Think about the scenarios you’ll be using your unit in and what features could help you.
For instance, built-in LED lights are great for blackouts, temperature control is good for hot climates, carry handles are great for camping, and D-tap battery outputs are brilliant for YouTubers and photographers who need to charge digital camera batteries on the go.
Be prepared, as the scouts say.
If you’re planning to charge the item with solar panels, consider the conditions and the climate of where you are.
Not everywhere is LA.
Smaller power stations like the Renogy can only accept 50W solar charging, which means 10-20 hours of solar charging in GOOD conditions.
If you live somewhere that’s overcast, you can easily be waiting days and days for a full charge from solar power alone.
In an ideal world, we’d select the generator with the best capability and overall package of features that suit our needs.
However, price is an important aspect for most of us.
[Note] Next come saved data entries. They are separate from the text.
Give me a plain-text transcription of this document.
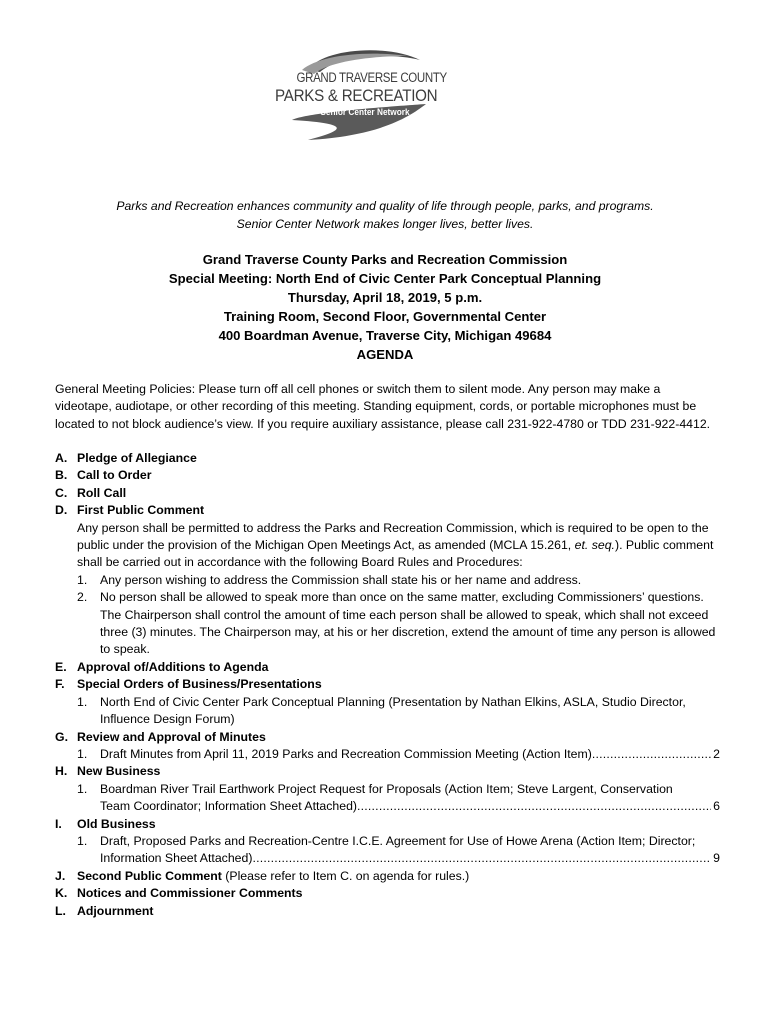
GRAND TRAVERSE COUNTY
PARKS & RECREATION
Senior Center Network
Parks and Recreation enhances community and quality of life through people, parks, and programs.
Senior Center Network makes longer lives, better lives.
Grand Traverse County Parks and Recreation Commission
Special Meeting: North End of Civic Center Park Conceptual Planning
Thursday, April 18, 2019, 5 p.m.
Training Room, Second Floor, Governmental Center
400 Boardman Avenue, Traverse City, Michigan 49684
AGENDA
General Meeting Policies: Please turn off all cell phones or switch them to silent mode. Any person may make a videotape, audiotape, or other recording of this meeting. Standing equipment, cords, or portable microphones must be located to not block audience’s view. If you require auxiliary assistance, please call 231-922-4780 or TDD 231-922-4412.
A. Pledge of Allegiance
B. Call to Order
C. Roll Call
D. First Public Comment
Any person shall be permitted to address the Parks and Recreation Commission, which is required to be open to the public under the provision of the Michigan Open Meetings Act, as amended (MCLA 15.261, et. seq.). Public comment shall be carried out in accordance with the following Board Rules and Procedures:
1. Any person wishing to address the Commission shall state his or her name and address.
2. No person shall be allowed to speak more than once on the same matter, excluding Commissioners’ questions. The Chairperson shall control the amount of time each person shall be allowed to speak, which shall not exceed three (3) minutes. The Chairperson may, at his or her discretion, extend the amount of time any person is allowed to speak.
E. Approval of/Additions to Agenda
F. Special Orders of Business/Presentations
1. North End of Civic Center Park Conceptual Planning (Presentation by Nathan Elkins, ASLA, Studio Director, Influence Design Forum)
G. Review and Approval of Minutes
1. Draft Minutes from April 11, 2019 Parks and Recreation Commission Meeting (Action Item) . . .	2
H. New Business
1. Boardman River Trail Earthwork Project Request for Proposals (Action Item; Steve Largent, Conservation
Team Coordinator; Information Sheet Attached) . . .	6
I. Old Business
1. Draft, Proposed Parks and Recreation-Centre I.C.E. Agreement for Use of Howe Arena (Action Item; Director;
Information Sheet Attached) . . .	9
J. Second Public Comment (Please refer to Item C. on agenda for rules.)
K. Notices and Commissioner Comments
L. Adjournment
Make sure you can afford the price of whatever portable solar generator you’re looking for.
While there are some upsides to this review, I would say that the Phoenix 300 generator is a very limited package with limited applications due to its small size and long charging times.
For campers, adventurers, and those who want basic backup power, I’d recommend getting the Jackery Explorer 500 instead.
The Jackery 500 has 500 wH of charge (an approximately 50% increase), as well as the capability for 100W solar charging, meaning it can charge twice as quickly as the Phoenix through solar panels.
The Explorer 500 even has an LCD screen that displays the exact percentage of the battery life, so you know exactly how much life is left until things go dark. If you need more power in general, you could also try the Jackery Explorer 1000 too.
I hope you enjoyed this review. Though the Phoenix has its pluses, I would thoroughly recommend the Jackery Explorer 500 to anyone considering buying the Phoenix 300.
THE JACKERY EXPLORER 500
My Phoenix 300 charges my phone through usb while the power bank is charging. The only thing that can’t be used is the ac output while charging the power bank. Unless you got a different version of Phoenix 300, your claim it can’t use any output while charging is incorrect.
Renogy apparently has fallen off the face of the earth. Try calling them. You get routed to VM and then clicks you off. I get no response to my ‘submit a ticket and we’ll get back to you as soon as possible’ and they have $279 of my money. Nice!